İşkence aleti

Zamandı bizi yukarıya çıkartan veya dibe batıran.
Bazen acılarımızı unutturan bazen de çarmıhta ki İsa misali acı çekmemizi sağlayan.
Tanrı tarafından üzerimize salınmış bir lanetti aslında.
Öyle bir lanet ki bu akmasını istediğinizde akmayan, akmasını istemediğiniz de ise ışık hızıyla ilerleyen.
Ona ayak uydurmak imkânsızdı.
Hem gülen hem de her ısırığında hayatımızdan koca bir parça koparan bir sırtlan gibiydi.
Vahşiydi.
Sayısız leşi vardı.
Bende o leşler arasında yerimi ayırtmıştım.
Kokan ve çürüyen bir madde olmak gene de beni pek heyecanlandırmıyordu.
Beni asıl heyecanlandıran Tanrının bu işkence aletinin cenderesinde olmaktı.

yorgunluk.

Yorgundum.
12 rauntluk bir dövüşten çıkmış bir boksör gibi hissediyordum.
Zor duruyordum ayakta.
Bir şarkı, bir film, bir tarihi eser, bir sanat eseri,
Sanat eseri olmayan herhangi bir şey, hiçbir şey,
Umudu olan insanlar, umutsuz insanlar, bir kadın veya niçin kavga ettiğim hakkında bile düşünmek istemiyordum.
Gereksizdi bu.
Kazananı belli bir oyunu oynuyordum ve bunu düşünmek acı veriyordu.
Çok yorulmuştum.
Sadece tekilanın yakıcılığını,
Votkanın sertliğini,
Şendinin tatlığını,
Veya şarabın doğallığının ve asaletinin içime akmasını istiyordum.
Bu boktan hayatı düşünmekten vazgeçebilmek ve yorgunluğumu
Unutabilmek için.

tren rayları...

Hayatımda sadece bir kişiyi önemsedim.
O da bana yamuk yapmıştı.
O zaman anlamıştım kendinden ödün vermeninin ne denli yanlış olduğunu.
Sahip çıkmalıydık bizi biz yapan düşüncelere.
Yoksa kendimizi kaybediyorduk.
Ne olduğumuzu ve nerde olduğumuzu hatırlayamıyorduk.
Kendimizi kandırmaya başlıyorduk bu durumdan kurtulmak için.
Ben nihilizme ve paralel evren teorisine inanmaya başlamıştım.
İronik bir durumdu benim için.
Hiçliğe inanıyordum.

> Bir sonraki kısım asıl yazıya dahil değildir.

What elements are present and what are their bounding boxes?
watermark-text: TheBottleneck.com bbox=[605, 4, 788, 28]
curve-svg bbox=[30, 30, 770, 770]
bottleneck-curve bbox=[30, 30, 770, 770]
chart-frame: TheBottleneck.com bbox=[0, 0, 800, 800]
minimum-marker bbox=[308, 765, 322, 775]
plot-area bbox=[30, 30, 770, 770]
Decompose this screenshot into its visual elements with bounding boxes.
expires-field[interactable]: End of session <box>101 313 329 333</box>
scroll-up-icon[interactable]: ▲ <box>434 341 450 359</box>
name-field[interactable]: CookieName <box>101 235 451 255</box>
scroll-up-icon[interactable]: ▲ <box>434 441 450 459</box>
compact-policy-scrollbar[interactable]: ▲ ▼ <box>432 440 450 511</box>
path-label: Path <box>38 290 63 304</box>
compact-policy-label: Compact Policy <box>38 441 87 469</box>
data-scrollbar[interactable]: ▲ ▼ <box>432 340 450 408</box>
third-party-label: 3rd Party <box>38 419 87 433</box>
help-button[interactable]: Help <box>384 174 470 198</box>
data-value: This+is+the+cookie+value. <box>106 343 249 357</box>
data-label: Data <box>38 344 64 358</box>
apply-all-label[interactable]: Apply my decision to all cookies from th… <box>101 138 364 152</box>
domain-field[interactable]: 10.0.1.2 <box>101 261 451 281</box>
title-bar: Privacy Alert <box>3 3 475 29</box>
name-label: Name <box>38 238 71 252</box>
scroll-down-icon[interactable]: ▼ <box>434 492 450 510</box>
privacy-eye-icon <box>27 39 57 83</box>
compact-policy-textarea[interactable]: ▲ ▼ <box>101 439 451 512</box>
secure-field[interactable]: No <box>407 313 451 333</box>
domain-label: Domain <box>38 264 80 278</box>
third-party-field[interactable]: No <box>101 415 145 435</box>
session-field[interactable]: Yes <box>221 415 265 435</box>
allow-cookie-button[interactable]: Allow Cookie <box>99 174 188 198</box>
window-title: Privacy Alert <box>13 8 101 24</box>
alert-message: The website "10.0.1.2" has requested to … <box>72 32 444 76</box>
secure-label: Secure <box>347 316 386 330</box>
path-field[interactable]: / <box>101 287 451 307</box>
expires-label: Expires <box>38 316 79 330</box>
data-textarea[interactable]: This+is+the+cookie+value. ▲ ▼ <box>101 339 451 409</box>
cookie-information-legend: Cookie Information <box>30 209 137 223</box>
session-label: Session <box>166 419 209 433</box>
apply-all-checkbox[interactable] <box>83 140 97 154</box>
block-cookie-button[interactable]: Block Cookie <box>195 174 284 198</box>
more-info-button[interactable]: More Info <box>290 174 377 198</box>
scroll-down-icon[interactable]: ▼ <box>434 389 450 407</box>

Hiçbir şeyin önemi yoktu benim için.
Aynı zaman da paralel evrenlere inanıyordum.
Her tercihimde içinde bulunduğum tarih farklı bir raya sapıyordu.
Geçmişim geride kalıyordu. Ama artık geride bıraktığım bir geçmiş gibi değildi.
Başkalaşmıştı geçmişim. Aynı geleceğim gibi.
Ben de başkalaşmıştım.
Önemsemiyordum hiçbir şeyi.
Sadece hayatta kalmaya çalışıyordum.